No caso de processo administrativo disciplinar cuja decisão seja pela demissão, a análise do objeto desta ação pelo Poder Judiciário, no exercício do controle jurisdicional do ato demissório, se dá de forma ampla. Isso quer dizer que o Poder Judiciário pode analisar a regularidade no procedimento (se houve nulidade ou não) e o mérito da pretensão, com vistas à motivação da decisão e a adequação da motivação ao resultado final da decisão, já que demissão é penalidade extrema.

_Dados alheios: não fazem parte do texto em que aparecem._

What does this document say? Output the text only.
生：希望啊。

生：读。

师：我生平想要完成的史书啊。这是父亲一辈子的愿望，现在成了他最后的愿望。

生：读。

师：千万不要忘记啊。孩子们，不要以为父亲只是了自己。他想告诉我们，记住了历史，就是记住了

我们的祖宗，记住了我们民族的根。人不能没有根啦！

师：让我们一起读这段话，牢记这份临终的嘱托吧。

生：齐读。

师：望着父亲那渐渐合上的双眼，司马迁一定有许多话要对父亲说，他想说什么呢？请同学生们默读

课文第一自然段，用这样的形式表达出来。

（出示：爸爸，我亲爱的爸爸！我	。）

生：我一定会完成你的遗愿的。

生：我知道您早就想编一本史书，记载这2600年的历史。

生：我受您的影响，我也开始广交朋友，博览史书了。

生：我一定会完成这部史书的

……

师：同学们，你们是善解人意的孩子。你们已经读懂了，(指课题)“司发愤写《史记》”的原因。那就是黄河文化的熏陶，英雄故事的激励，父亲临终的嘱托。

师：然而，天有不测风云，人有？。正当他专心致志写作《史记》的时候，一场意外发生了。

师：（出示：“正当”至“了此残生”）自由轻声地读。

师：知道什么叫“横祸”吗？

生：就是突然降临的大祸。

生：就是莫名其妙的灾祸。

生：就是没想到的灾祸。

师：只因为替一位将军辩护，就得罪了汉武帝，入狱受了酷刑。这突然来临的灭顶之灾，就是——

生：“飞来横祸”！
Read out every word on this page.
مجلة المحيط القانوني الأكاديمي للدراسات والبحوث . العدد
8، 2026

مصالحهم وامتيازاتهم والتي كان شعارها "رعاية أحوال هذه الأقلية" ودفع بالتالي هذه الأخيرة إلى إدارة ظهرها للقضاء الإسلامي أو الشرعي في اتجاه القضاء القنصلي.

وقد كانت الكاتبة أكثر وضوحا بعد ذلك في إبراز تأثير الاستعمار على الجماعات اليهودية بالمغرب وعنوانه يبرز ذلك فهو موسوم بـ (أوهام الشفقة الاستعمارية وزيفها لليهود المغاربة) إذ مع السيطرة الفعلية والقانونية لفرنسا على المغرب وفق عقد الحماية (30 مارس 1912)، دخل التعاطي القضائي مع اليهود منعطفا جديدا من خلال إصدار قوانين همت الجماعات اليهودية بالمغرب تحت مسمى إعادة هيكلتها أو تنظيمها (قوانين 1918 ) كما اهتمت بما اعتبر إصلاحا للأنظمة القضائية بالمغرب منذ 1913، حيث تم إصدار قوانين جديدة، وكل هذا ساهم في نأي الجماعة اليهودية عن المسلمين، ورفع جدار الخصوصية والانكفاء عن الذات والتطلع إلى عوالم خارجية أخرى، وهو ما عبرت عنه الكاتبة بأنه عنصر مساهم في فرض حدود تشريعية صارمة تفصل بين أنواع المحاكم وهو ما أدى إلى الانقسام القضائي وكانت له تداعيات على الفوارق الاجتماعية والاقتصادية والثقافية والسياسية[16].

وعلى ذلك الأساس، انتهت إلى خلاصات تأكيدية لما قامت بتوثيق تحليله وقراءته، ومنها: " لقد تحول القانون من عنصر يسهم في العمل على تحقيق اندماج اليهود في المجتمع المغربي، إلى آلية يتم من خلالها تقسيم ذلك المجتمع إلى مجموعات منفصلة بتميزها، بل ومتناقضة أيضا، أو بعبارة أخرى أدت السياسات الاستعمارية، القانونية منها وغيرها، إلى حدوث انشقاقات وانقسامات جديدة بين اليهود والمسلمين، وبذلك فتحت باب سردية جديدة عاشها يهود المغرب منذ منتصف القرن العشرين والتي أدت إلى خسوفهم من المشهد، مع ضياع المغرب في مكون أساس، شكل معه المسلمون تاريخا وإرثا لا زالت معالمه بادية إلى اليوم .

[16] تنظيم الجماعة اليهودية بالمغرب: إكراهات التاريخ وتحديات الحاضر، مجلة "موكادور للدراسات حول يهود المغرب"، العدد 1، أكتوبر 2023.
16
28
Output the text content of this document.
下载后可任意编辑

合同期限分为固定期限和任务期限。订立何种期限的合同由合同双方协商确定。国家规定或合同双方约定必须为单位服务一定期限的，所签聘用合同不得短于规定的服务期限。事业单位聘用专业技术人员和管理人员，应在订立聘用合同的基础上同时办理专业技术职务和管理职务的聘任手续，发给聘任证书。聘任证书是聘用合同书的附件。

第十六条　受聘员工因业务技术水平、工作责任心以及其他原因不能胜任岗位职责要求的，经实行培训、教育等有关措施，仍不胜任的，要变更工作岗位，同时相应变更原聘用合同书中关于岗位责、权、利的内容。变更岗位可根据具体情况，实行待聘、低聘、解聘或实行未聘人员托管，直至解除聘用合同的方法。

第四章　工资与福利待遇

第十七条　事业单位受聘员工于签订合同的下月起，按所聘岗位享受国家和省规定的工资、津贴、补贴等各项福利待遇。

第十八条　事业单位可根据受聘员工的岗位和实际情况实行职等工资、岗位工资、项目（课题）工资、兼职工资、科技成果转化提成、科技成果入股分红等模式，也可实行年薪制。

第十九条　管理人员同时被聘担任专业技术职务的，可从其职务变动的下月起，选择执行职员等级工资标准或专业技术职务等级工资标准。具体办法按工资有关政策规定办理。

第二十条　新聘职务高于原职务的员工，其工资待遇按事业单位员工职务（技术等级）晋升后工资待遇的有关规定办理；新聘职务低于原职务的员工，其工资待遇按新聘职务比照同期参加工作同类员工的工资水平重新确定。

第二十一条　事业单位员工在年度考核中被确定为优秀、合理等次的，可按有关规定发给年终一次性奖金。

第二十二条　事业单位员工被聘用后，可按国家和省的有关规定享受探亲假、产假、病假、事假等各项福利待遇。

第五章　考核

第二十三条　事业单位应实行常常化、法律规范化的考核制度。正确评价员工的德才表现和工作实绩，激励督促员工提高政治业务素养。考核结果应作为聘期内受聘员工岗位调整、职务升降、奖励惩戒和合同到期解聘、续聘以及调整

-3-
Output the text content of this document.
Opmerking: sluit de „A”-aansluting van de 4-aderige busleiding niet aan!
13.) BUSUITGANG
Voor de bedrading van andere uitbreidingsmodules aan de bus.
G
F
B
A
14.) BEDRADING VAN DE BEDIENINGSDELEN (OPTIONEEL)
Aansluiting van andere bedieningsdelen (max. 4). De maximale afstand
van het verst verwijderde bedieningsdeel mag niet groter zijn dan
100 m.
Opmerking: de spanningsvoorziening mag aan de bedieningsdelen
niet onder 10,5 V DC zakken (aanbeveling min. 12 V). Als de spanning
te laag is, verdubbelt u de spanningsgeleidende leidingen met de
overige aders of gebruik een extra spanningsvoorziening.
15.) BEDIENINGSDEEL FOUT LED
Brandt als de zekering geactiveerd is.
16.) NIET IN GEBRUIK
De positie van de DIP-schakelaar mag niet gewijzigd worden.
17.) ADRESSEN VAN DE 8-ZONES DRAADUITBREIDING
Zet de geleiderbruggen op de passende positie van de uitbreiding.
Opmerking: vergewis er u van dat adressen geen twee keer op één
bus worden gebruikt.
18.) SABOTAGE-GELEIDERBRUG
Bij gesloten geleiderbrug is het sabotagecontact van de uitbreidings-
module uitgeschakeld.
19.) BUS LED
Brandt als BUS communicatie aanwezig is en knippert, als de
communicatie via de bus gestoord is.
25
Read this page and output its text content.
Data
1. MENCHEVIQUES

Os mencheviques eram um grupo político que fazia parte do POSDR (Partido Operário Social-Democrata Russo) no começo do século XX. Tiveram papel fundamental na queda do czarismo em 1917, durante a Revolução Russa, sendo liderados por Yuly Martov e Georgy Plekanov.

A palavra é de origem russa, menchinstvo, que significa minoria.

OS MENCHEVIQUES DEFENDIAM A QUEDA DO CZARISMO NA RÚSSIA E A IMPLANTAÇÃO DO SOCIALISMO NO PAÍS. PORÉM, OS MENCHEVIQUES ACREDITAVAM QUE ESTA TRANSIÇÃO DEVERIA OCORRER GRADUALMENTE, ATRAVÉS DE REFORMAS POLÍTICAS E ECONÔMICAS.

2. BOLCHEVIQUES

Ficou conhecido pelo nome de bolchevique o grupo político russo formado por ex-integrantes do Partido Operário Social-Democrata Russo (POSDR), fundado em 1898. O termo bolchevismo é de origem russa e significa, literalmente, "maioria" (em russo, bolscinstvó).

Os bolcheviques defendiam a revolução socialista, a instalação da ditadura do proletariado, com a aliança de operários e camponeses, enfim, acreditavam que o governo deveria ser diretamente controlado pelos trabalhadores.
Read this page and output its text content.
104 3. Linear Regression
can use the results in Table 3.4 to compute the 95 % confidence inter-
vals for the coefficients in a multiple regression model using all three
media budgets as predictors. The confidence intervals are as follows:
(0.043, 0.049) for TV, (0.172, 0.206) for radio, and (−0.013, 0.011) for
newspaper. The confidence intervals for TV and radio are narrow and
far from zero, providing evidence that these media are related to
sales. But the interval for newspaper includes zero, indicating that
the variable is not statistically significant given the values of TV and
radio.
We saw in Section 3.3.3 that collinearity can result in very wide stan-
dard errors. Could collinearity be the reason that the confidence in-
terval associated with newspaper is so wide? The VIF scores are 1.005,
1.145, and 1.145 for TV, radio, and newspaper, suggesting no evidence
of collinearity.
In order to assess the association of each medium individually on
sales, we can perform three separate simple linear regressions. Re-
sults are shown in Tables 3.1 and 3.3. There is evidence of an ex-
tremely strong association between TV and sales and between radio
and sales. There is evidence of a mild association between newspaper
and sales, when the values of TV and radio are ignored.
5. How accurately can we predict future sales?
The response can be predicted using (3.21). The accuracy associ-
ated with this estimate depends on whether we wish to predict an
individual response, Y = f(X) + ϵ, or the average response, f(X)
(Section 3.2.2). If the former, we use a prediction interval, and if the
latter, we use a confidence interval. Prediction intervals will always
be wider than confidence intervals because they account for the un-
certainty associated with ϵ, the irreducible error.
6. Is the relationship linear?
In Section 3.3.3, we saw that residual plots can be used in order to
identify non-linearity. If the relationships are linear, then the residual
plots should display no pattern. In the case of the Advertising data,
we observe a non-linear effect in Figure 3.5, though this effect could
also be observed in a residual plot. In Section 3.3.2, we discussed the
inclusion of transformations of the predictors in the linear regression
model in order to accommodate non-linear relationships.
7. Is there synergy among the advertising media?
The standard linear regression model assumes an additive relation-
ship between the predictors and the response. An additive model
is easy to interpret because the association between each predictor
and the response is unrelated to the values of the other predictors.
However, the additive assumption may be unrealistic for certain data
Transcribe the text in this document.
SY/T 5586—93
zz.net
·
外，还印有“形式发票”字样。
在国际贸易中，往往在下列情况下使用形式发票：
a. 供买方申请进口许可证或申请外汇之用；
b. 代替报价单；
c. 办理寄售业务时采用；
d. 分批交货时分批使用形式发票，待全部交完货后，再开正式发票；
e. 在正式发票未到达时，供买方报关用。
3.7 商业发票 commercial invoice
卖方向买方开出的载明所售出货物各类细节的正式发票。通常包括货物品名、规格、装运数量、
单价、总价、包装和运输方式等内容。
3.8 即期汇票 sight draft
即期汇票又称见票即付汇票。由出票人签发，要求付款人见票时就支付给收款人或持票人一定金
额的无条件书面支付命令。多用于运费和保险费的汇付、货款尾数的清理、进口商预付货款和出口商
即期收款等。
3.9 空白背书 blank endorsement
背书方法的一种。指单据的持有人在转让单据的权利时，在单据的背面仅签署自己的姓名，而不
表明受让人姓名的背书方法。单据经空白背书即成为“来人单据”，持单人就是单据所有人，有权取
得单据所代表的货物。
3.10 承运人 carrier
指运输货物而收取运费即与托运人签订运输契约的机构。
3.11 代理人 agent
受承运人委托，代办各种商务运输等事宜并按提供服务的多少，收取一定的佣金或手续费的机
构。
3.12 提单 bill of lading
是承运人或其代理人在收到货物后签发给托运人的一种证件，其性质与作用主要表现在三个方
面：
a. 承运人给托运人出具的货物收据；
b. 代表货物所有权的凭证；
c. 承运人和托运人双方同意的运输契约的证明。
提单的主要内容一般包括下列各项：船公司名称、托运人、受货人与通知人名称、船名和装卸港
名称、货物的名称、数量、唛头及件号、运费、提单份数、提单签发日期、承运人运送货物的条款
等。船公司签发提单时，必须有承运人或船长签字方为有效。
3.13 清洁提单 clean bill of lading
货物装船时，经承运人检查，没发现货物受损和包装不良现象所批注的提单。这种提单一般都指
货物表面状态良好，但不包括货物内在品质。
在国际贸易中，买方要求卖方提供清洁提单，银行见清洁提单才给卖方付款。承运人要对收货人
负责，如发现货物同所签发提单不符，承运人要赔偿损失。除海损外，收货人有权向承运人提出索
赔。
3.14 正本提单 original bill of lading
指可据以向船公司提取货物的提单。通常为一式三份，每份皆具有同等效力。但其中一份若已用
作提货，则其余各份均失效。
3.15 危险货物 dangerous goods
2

  No tocante ao controle jurisdicional de decisão administrativa que aplicou a penalidade de demissão de servidor público, colaciona-se intelecção do Superior Tribunal de Justiça:

ADMINISTRATIVO. PROCESSUAL CIVIL. SERVIDOR MILITAR ESTADUAL. LICENCIAMENTO A BEM DA DISCIPLINA. PROCESSO ADMINISTRATIVO DISCIPLINAR. NULIDADES. NÃO CARACTERIZADAS. CONTROLE JURISDICIONAL. PRINCÍPIOS DA PROPORCIONALIDADE E RAZOABILIDADE. POSSIBILIDADE. PRECEDENTES. OFENSA A ESSES POSTULADOS. INEXISTENTE. SUPOSTA EXTORSÃO. AUSÊNCIA DE COMPROVAÇÃO. EXIGÊNCIA DE PROVA PRÉ-CONSTITUÍDA NA AÇÃO MANDAMENTAL.

[...]

2. Para a hipótese de pena de demissão imposta a servidor público submetido a processo administrativo disciplinar, não há falar em juízo de conveniência e oportunidade da Administração, visando restringir a atuação do Poder Judiciário à análise dos aspectos formais do processo disciplinar, porquanto, em tais circunstâncias, o controle jurisdicional é amplo, no sentido de verificar se há motivação para o ato demissório.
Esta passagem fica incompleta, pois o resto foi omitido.